CENTO (FE) 25708/21 (DI IRENE FINI) PER “IL PUNTO DI VISTA DI IRENE”, IRENE ANALIZZA L’OPERATIVITA’ DI ANNIBALE CARRACCI E COME FU APERTO A NUOVE ESPERIENZE ARTISTICHE UN VILLANO A TAVOLA: IL MANGIAFAGIOLI DI ANNABILE CARRACCI!
Se nella Roma del primo Seicento, Caravaggio dettava legge in campo artistico, a Bologna circa
negli stessi anni, operava già Annibale Carracci (1560 Bologna – 1609 Roma). Noto anche per il suo
temperamento irruento, ma sempre pronto ed aperto a nuove esperienze artistiche, Annibale
Carracci fu uno dei più grandi riformatori nella storia della pittura, non solo emiliana ma anche
italiana. Insieme al fratello Agostino (1557-1602) e al cugino Ludovico (1555-1619), poco più che ventenne,
Annibale aveva fondato a Bologna l’Accademia degli Incamminati; nome che rimarcava il senso
del percorso che ogni allievo doveva compiere, qualora volesse maturare artisticamente. A
differenza però dell’Accademia del Disegno di Firenze o di San Luca a Roma, l’accademia
carraccesca non ebbe mai quel carattere di ufficialità tipico delle grandi scuole pubbliche del tempo.

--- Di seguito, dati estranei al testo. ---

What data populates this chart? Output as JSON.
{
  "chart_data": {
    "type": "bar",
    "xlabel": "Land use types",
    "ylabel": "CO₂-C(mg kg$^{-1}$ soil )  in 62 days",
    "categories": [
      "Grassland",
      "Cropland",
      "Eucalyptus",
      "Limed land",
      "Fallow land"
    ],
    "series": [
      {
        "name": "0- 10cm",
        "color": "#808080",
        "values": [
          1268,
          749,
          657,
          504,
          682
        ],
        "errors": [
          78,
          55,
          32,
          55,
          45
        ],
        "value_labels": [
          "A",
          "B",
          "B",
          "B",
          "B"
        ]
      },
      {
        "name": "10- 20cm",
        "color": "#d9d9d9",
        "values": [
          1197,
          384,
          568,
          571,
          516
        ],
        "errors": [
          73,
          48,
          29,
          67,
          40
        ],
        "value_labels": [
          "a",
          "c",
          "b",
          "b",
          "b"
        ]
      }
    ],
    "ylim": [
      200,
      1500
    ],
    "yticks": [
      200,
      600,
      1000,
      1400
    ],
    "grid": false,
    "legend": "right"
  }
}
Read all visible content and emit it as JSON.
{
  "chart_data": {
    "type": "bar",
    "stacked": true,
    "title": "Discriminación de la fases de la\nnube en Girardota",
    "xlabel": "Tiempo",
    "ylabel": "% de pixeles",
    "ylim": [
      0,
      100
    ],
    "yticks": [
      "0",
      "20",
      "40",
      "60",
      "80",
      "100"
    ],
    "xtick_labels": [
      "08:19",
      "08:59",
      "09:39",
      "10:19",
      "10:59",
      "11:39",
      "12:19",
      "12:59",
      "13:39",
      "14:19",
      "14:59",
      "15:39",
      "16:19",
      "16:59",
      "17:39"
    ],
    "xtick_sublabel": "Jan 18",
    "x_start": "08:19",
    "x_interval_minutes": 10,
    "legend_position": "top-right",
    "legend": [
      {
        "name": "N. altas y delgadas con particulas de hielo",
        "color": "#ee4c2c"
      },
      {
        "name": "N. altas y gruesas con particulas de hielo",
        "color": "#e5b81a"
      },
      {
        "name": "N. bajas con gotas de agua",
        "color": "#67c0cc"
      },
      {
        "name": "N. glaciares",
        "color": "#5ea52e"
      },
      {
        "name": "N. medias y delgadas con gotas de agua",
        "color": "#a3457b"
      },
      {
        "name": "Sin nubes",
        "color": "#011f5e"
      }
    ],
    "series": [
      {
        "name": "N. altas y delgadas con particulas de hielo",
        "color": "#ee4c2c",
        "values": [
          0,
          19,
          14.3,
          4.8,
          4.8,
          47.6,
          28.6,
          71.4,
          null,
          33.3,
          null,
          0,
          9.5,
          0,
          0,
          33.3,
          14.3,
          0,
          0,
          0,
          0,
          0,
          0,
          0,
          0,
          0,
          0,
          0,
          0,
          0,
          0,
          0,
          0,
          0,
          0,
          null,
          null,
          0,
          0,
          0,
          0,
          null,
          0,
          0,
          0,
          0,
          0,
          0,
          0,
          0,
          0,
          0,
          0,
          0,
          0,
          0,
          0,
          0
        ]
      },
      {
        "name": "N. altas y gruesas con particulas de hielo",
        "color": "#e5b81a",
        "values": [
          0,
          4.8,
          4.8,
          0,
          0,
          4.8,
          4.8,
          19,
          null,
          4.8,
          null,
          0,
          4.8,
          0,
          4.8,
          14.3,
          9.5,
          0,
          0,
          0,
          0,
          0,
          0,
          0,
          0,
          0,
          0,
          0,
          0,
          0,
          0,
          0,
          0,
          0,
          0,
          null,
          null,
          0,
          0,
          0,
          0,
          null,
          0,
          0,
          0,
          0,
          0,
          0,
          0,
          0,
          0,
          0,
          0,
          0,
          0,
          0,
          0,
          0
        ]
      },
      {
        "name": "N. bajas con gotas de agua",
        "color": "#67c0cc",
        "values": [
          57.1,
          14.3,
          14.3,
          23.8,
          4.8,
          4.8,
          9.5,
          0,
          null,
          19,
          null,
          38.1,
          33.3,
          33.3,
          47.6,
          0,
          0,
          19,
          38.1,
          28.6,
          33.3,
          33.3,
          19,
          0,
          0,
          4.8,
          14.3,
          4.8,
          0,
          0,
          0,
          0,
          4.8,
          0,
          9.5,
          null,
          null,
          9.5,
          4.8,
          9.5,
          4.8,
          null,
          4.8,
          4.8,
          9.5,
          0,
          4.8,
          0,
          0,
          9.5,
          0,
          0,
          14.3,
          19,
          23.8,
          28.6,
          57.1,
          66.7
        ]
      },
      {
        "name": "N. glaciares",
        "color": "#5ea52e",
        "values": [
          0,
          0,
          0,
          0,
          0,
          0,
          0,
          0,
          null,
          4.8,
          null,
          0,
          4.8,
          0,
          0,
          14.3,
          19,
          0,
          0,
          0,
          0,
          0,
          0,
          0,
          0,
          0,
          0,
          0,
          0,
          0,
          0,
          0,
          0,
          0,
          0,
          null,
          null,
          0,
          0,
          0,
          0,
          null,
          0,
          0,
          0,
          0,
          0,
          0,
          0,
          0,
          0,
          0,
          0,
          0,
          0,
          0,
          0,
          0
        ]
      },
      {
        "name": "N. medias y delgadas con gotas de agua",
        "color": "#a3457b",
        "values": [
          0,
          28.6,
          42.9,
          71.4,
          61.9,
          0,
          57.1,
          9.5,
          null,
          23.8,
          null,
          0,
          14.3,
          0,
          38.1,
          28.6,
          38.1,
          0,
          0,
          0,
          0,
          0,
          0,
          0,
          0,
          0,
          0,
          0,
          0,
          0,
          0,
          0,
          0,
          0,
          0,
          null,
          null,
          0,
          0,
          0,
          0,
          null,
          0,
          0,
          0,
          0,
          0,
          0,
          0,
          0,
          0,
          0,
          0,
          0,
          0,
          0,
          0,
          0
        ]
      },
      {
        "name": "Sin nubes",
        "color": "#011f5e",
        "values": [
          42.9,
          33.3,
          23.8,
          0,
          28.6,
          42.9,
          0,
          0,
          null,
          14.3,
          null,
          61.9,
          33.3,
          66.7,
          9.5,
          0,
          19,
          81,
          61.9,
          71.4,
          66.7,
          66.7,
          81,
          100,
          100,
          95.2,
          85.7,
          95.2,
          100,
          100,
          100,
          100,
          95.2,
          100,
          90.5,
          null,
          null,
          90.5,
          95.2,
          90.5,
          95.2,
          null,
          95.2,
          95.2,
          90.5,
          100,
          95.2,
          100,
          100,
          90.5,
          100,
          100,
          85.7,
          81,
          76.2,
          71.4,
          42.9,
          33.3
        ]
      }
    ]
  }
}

Così i Carracci, rifiutandosi di insegnare dottrine e principi teorici nel dipingere, si posero
immediatamente in forte polemica nei confronti della cultura manierista, cercando di sollecitare i
propri discepoli ad esercitare la pratica dello studio dal vero. Ecco perché per i Carracci fu
fondamentale l’allenamento della mano nel disegno. Tutti questi elementi, si ritroveranno poi,
quando il giovane Giovanni Francesco Barbieri detto il Guercino, si ritroverà presso la loro bottega.
Annibale esordì a Bologna dipingendo scene di genere, ovvero immagini tratte dal quotidiano che
vedono come protagonisti personaggi comuni. E fu proprio tra il 1583 e il 1584 che egli dipinse una
serie di opere che, ancora oggi, si inseriscono a pieno titolo nel filone così coraggiosamente
naturalista. Attualmente conservato presso la Galleria Colonna, il “Mangiafagioli” (olio su tela, 57 x 68 cm),
riprende un soggetto di ascendenza fiamminga e francese. Un giovane popolano viene rappresentato
dal pittore bolognese intento a mangiare voracemente una zuppa di fagioli, mentre con la mano
sinistra, ancora sporca di terra, agguanta un grosso mezzo di pane. Il brodo cola dal cucchiaio, le
unghie sono ancora nere, e lo sguardo si alza, quasi come se avessimo interrotto il suo pasto. La
tavola è imbandita da una sobria natura morta: assieme al pane e alla scodella di fagioli notiamo un
piatto con della pizza rustica farcita con verdure e un bicchiere di vino bianco. Ma notiamo
attentamente la precisione nella realizzazione del vetro del bicchiere: è una straordinaria attenzione
nella resa del dettaglio proprio dovuta grazie al continuo allenamento della mano. Lo studio attento
di ogni dettaglio, si evince dal disegno eseguito dallo stesso Annibale a matita rossa su carta (foto),
conservato oggi presso Gabinetto dei Disegni e delle Stampe degli Uffizi (timbro in basso vicino al
piatto). Nel disegno, che non è preparatorio all’opera finale, Annibale raffigurò un ragazzo che
mangia, studiando attentamente la posa della mano con il cucchiaio; anche se la disposizione
cambia, la tavola è pressoché la stessa, da cui emerge un acuto lavoro concentrato nella
realizzazione della natura morta. Aguzzando la vista, si noti come in basso a sinistra c’è anche un
simpatico gattino. Annibale Carracci, quindi, non fu soltanto un artista di eccezionale talento, ma anche un pittoredalla straordinaria energia inventiva. La sua pittura composta, rigorosa, equilibrata ma anche
elegante, si pose in netto contrasto come un’alternativa non solo all’intellettualismo
tardomanierista, ma anche al prepotente naturalismo posposto da Caravaggio.